Recuerdo con emoción todo aquel derroche de inocencia. Éramos niños, y, para un niño, todo es posible. El rezo de la lotería fue siempre una especie de canción de cuna extraña que inundaba la casa y que, al llegar el mediodía, desaparecía como desaparecen los duendes cuando los miran. La suerte tiene algo hermoso, y es su naturaleza caprichosa, pero también su aire fantasmagórico. Está en alguna parte, pero pocas veces se manifiesta. No se sabe bien de qué está compuesta, pero es probable que su mayor componente sea el deseo. El deseo es la verdadera fuerza de la humanidad. No tanto para hacernos ricos, pero sí para creer que alguna vez podríamos serlo. Como les pasaba a los clásicos con la música de las esferas, si el cántico de la lotería no existiera quizás sentiríamos una angustia infinita.

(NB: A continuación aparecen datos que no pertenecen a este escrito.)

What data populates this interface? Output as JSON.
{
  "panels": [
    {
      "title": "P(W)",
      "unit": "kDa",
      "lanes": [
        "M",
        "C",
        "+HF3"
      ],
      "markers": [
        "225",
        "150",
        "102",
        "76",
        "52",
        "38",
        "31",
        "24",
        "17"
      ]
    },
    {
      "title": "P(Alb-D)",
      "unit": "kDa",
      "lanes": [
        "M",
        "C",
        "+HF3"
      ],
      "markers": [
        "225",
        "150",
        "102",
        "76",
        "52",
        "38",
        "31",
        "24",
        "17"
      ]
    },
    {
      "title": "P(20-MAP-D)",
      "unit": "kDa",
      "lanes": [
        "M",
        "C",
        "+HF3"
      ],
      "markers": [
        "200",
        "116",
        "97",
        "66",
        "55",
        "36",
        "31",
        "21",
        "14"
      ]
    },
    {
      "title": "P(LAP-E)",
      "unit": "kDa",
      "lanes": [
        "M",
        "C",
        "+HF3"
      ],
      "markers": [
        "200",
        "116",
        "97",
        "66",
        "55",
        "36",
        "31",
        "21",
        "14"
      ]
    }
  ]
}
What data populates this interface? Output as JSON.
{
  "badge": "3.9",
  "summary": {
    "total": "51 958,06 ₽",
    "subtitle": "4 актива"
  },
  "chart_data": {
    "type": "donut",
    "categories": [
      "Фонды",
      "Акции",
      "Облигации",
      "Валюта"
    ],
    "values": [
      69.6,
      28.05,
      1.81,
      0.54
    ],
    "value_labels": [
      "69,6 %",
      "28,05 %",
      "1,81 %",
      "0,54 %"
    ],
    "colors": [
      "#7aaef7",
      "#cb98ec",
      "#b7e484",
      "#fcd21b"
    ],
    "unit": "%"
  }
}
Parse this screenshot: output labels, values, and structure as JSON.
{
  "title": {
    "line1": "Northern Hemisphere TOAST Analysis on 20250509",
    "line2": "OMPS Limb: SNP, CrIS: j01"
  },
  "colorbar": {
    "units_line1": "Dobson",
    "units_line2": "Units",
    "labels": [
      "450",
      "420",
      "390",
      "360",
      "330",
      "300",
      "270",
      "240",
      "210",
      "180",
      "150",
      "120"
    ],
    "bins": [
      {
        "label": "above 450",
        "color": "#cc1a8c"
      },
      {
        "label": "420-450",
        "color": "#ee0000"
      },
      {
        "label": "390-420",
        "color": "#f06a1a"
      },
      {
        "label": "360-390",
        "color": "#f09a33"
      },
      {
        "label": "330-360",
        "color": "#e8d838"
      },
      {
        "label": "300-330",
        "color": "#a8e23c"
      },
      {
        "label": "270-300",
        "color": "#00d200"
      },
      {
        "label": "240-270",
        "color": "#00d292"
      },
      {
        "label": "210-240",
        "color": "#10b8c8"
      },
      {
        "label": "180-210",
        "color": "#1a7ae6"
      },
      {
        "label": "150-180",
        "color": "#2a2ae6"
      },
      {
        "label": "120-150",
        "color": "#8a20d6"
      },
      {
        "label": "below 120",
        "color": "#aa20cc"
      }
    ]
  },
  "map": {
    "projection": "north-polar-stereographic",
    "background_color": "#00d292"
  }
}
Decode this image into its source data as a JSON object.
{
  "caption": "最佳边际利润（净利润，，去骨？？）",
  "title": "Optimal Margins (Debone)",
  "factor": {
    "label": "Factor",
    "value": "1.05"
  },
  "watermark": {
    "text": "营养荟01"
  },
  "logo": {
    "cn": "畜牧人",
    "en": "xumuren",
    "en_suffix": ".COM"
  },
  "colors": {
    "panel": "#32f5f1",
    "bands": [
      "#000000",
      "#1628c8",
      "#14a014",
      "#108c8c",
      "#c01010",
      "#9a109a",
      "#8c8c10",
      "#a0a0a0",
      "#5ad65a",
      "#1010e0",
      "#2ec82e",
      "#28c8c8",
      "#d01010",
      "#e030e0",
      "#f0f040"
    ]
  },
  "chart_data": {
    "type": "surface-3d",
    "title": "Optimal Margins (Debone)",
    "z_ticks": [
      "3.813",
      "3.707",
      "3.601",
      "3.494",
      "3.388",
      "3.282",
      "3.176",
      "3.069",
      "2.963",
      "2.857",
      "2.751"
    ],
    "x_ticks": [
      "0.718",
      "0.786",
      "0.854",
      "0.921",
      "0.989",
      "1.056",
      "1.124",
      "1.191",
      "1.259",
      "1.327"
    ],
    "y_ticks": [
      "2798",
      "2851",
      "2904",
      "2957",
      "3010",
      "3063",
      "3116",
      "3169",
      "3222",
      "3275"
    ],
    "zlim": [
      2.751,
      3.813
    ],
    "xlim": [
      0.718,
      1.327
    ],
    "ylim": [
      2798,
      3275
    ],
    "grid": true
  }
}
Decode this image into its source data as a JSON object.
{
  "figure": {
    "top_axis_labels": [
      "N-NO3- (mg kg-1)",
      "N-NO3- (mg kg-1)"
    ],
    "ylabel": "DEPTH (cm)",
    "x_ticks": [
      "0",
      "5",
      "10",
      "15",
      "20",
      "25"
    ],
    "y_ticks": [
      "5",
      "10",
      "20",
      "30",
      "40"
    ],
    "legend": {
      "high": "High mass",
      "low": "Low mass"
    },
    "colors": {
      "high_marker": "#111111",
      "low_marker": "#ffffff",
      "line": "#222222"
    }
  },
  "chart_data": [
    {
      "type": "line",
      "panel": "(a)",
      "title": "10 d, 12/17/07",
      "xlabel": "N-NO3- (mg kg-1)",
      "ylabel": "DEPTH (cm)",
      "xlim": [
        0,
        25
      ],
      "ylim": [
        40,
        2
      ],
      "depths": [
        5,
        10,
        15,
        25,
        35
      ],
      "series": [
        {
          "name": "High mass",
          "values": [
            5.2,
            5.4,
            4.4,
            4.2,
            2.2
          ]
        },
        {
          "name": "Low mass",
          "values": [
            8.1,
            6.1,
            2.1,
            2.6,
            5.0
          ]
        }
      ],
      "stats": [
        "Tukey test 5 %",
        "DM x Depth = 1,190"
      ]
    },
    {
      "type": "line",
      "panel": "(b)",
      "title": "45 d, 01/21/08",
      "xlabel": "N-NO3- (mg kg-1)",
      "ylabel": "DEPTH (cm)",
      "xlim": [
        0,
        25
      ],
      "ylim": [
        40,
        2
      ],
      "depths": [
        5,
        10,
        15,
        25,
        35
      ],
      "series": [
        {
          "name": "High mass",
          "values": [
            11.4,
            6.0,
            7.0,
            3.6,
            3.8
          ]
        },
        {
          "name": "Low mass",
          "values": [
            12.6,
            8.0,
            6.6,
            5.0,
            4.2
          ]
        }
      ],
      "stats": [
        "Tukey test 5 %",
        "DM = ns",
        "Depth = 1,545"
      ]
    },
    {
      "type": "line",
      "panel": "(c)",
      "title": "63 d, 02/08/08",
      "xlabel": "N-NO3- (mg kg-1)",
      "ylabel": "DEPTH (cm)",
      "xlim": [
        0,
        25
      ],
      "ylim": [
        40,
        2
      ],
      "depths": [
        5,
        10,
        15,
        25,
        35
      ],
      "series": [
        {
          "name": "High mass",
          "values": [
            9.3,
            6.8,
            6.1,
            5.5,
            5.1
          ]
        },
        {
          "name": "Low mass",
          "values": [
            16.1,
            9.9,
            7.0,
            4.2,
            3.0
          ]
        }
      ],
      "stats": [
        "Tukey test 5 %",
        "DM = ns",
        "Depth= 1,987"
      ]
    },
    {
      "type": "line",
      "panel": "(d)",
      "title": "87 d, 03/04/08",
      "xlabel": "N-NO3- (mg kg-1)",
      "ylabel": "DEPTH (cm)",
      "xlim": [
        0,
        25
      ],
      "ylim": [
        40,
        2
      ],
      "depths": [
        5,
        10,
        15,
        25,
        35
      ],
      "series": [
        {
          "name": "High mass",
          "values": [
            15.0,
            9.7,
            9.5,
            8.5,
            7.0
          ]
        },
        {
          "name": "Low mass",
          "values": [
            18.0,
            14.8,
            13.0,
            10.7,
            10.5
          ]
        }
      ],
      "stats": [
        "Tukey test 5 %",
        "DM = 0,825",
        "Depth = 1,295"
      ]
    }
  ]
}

Hoy esa letanía casi ancestral (en realidad no es tan antigua: parece que se inició en 1771, o eso me dicen los siete sabios de internet) se colará de nuevo por los pasillos mejor iluminados y más cálidos de las casas modernas, y brotará de las pantallas de los centros comerciales, donde nos afanamos con las últimas compras, cumpliendo con la aceleración del presente y con los ritos contemporáneos del mercado. Nadie ve ya la lotería como la salvación de un tiempo de oscuridad, sino como una rara posibilidad festiva que inexorablemente terminará en los informativos con una entrevista en un barrio humilde, donde siempre hay un bar con gente en ropa de faena, descorchando cava con pasión. Cuando el periodista les pregunte, enseñarán el número mágico a la cámara, como quien confirma que la suerte de verdad existe, y a veces puede tocarse con los dedos. La lotera o el lotero ejercerán de grandes sacerdotes de la diosa Fortuna, pedirán que esté todo muy repartido, que el bien llegue a todos, asegurarán que no conocen a los ganadores más sonados, que tal vez estén ya en la otra parte del globo pisando una realidad que jamás sospecharon y que a veces trastorna la vieja sencillez de los días, cuando todo era escaso. 

Cuando la música de la lotería se apagaba y la suerte una vez más había sido esquiva, todos salíamos a la calle, a disfrutar del primer día de las vacaciones invernales. Ese era el verdadero premio, ajenos como estábamos (salvo alguna cosa) a las estrecheces de nuestros progenitores y a la decepción que, casi inevitablemente, les invadía cada año el 22 de diciembre. El cántico era un rito, como lo es hoy, una extraña invocación laica a la casualidad, a la suerte (y a la necesidad), como decía Demócrito. La letanía navideña nos enseñó que el mundo es una maraña de números que construye las paredes de la existencia y el deseo tal vez sea un elixir o una sustancia con la que queremos atraer la buena suerte, como un perfume en el enamoramiento. Nunca ganamos nada, salvo esas terminaciones que parecen un consuelo, una manera de decirnos que hay que seguir en el empeño. Pero yo siempre he creído en la suerte, en el raro vuelo del azar. 

Algunos días de la lotería había nevado copiosamente (la nieve también cubre ahora parte de esta provincia en el viaje del invierno). El mundo nos parecía distinto, con todos los males borrados y el paisaje listo para volver a empezar. Nunca he creído que, en general, las cosas sucedan por algo, como se dice a menudo, sino que creo más bien que pasan por nada, porque sí, o porque no, qué importa. Nos lanzamos al azar, porque lo cierto es que el destino no existe, y porque los dioses, sobre todo la diosa Fortuna, que es la que lleva este negociado, son caprichosos con las cosas humanas: a fin de cuentas, siempre hemos sido el juguete favorito de la suerte.